There are probably some parts you have missed.
Also, remember the Sturgeon’s law.
That sounds great, I’ll give it a good look. And Sturgeon’s Law applies to literary genres; if it applies to socio-political movements, then we have a problem. We certainly can’t judge, say, the Catholic Church or the Objectivist movement by their 1% of most virtuous fellows.
If you ask an average Catholic to to explain you some things about their religion, and if you ask a Pope, you will find a lot of differences. You may also find Catholic theologists saing that Pope is actually not a Catholic.
This is not merely a criticism of Catholicism… this is what happens when you have a sufficiently large movement. It happens to other religions, it happens to policial movements, it happens everywhere. I guess even Ayn Rand couldn’t prevent it. This is what humans do.
We might ask what is the true Catholicism?

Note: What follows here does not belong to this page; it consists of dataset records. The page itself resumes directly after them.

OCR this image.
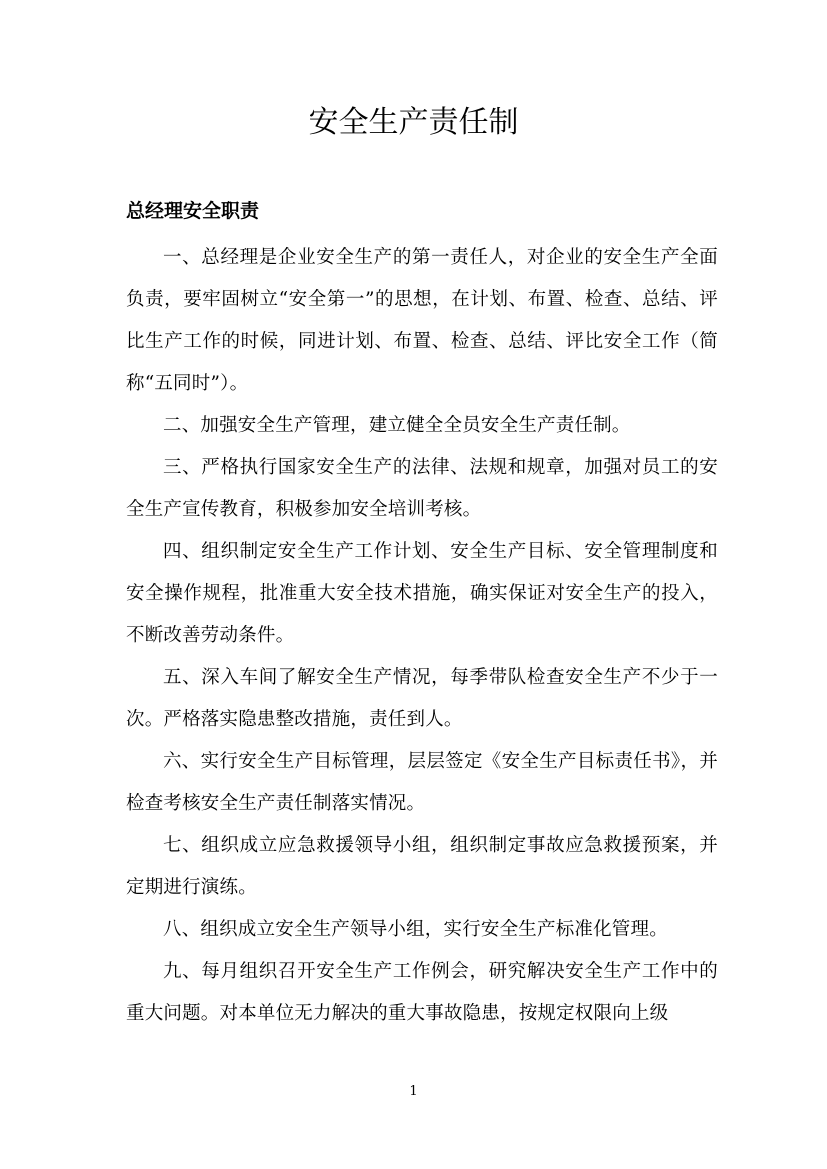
安全生产责任制
总经理安全职责

一、总经理是企业安全生产的第一责任人，对企业的安全生产全面负责，要牢固树立“安全第一”的思想，在计划、布置、检查、总结、评比生产工作的时候，同进计划、布置、检查、总结、评比安全工作（简称“五同时”）。

二、加强安全生产管理，建立健全全员安全生产责任制。

三、严格执行国家安全生产的法律、法规和规章，加强对员工的安全生产宣传教育，积极参加安全培训考核。

四、组织制定安全生产工作计划、安全生产目标、安全管理制度和安全操作规程，批准重大安全技术措施，确实保证对安全生产的投入，不断改善劳动条件。

五、深入车间了解安全生产情况，每季带队检查安全生产不少于一次。严格落实隐患整改措施，责任到人。

六、实行安全生产目标管理，层层签定《安全生产目标责任书》，并检查考核安全生产责任制落实情况。

七、组织成立应急救援领导小组，组织制定事故应急救援预案，并定期进行演练。

八、组织成立安全生产领导小组，实行安全生产标准化管理。

九、每月组织召开安全生产工作例会，研究解决安全生产工作中的重大问题。对本单位无力解决的重大事故隐患，按规定权限向上级

1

But that’s assuming that words have a meaning on their own, instead of merely being labels attached to meanings, inconsistently by different people. If you would look at people’s beliefs as points in the belief-space, you could empirically find a few clusters: there would be current version of the official belief (or a few competing versions) that only educated theologists know, schisms and heresies, various kinds of folk interpretations, etc. That’s the territory. It’s your choice whether you apply the label “true Catholicism” to the opinion of the current Pope, or to the most popular folk version. Either way, someone will insist that you are using the label incorrectly.
I believe this is a source of many hopeless arguments about politics. For any political label X, you get many people self-identifying as X, with many different beliefs, sometimes contradictory. Now are the “true X” the most educated of them, or the most numerous ones, or those most visible in media? How about those who are very educated, but controversial within the group; how much weight to we assign to their opinions? How about those who try to follow their leaders, but misunderstand what the leaders are trying to say; is their true belief what the leaders believe, or the most frequent misinterpretation of the leaders? -- And in real life, most people will use “what most of my neighbors who self-identify as X seem to say”, which is a different answer for different people.
Should alchemists be considered part of the same group as chemists? Today most of us would say “no”, but what if we lived when chemistry was new? Etc.
Sedevacationists believe that the Pope is a heretic. Is that the same thing as not being a Catholic?
I am not a theologist, and I only met one Sedevacationist in an internet forum and he didn’t seem quite sane to me, so I don’t know how much his opinions are official. He said something like “the Pope has implicitly excommunicated himself by...” I don’t remember what exactly was the reason, but probably because of the alleged heresy.
(Makes some sense to me. I mean, if you are serious about a religion and serious about the religious hierarchy, because you believe that the bishops are literally the messengers of God and the whole Church is the God’s living body on Earth, or something like this, then… being a heretic, not being a Pope, but still pretending to be a Pope… that seems like an insanely serious offence. It’s a religious equivalent of falsely pretending to be a King.)